On average, the human heart beats 115,200 times per day. In reality, however, no human heart is “average.” So, when surgery is needed, success often depends on surgeons’ ability to understand and adapt to each patient’s unique anatomy.
When disease hits the aortic valve, replacement is critical: without it, 50% of sufferers survive, on average, only two years from the onset of symptoms. For elderly patients and those who are extremely ill, traditional open-heart surgery is not an option. For them, transcatheter aortic valve implementation (TAVI) offers a less invasive approach. But the procedure, which involves inserting a catheter through an artery and threading it into the heart, still carries risks— including stroke, reduced blood flow or leakage if the implant fails to seal.
Matthieu De Beule and his team at Belgian-based FEops set out to make TAVI safer and improve patient outcomes. Using advanced 3D simulation technology, the team creates realistic, scientifically accurate models of stent-supported heart valve function before, during and after the procedure, enabling medical device companies to improve the design, safety and efficacy of their devices by tailoring the procedure planning to individual patients.
FEops HEARTguide uses advanced computational modeling to provide clinicians and valve manufacturers with pre-operative insights into the interaction between valve and specific patient anatomy. It surpasses simple anatomical measurement, generating accurate predictions of how devices will interact with each unique patient, pre-operatively.
“Now you can gain greater insight into how these devices are deployed into an individual’s anatomy,” De Beule said. “The simulations can then predict the behavior of replacement valves during transcatheter delivery, implementation and even after new-valve function begins in a patient’s body.”

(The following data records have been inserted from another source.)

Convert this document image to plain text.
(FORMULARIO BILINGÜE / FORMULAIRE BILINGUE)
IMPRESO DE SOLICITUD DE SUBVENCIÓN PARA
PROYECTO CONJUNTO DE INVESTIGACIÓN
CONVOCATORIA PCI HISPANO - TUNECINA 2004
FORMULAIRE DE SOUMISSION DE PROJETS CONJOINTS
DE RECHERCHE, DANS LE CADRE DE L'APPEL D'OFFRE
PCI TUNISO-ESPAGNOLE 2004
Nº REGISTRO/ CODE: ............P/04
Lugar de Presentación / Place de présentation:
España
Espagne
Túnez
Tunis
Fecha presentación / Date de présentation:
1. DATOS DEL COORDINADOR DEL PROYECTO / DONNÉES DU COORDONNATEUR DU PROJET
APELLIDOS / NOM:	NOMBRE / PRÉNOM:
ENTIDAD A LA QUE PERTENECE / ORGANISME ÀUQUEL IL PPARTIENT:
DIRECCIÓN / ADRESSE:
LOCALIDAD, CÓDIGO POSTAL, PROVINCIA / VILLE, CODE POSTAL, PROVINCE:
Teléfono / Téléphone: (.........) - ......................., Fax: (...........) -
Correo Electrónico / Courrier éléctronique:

Continuing software innovation promises the ability to create near-real-time simulations in the next few years. In anticipation of these improvements, FEops has developed models for other heart valve replacement procedures and is gathering clinical evidence to show the added value to physicians and medical device manufacturers on a worldwide scale.
“With simulation you can gather so much more accurate information than using strictly anatomical measurements,” De Beule said. “We are convinced that this technology and a personalized approach can not only be applied to additional cardiac devices, but our simulation framework can also help medical device designers consider a variety of new cardiovascular products in realistic and validated patient anatomies early on in the preclinical state of development, paving the way for virtual clinical trials.”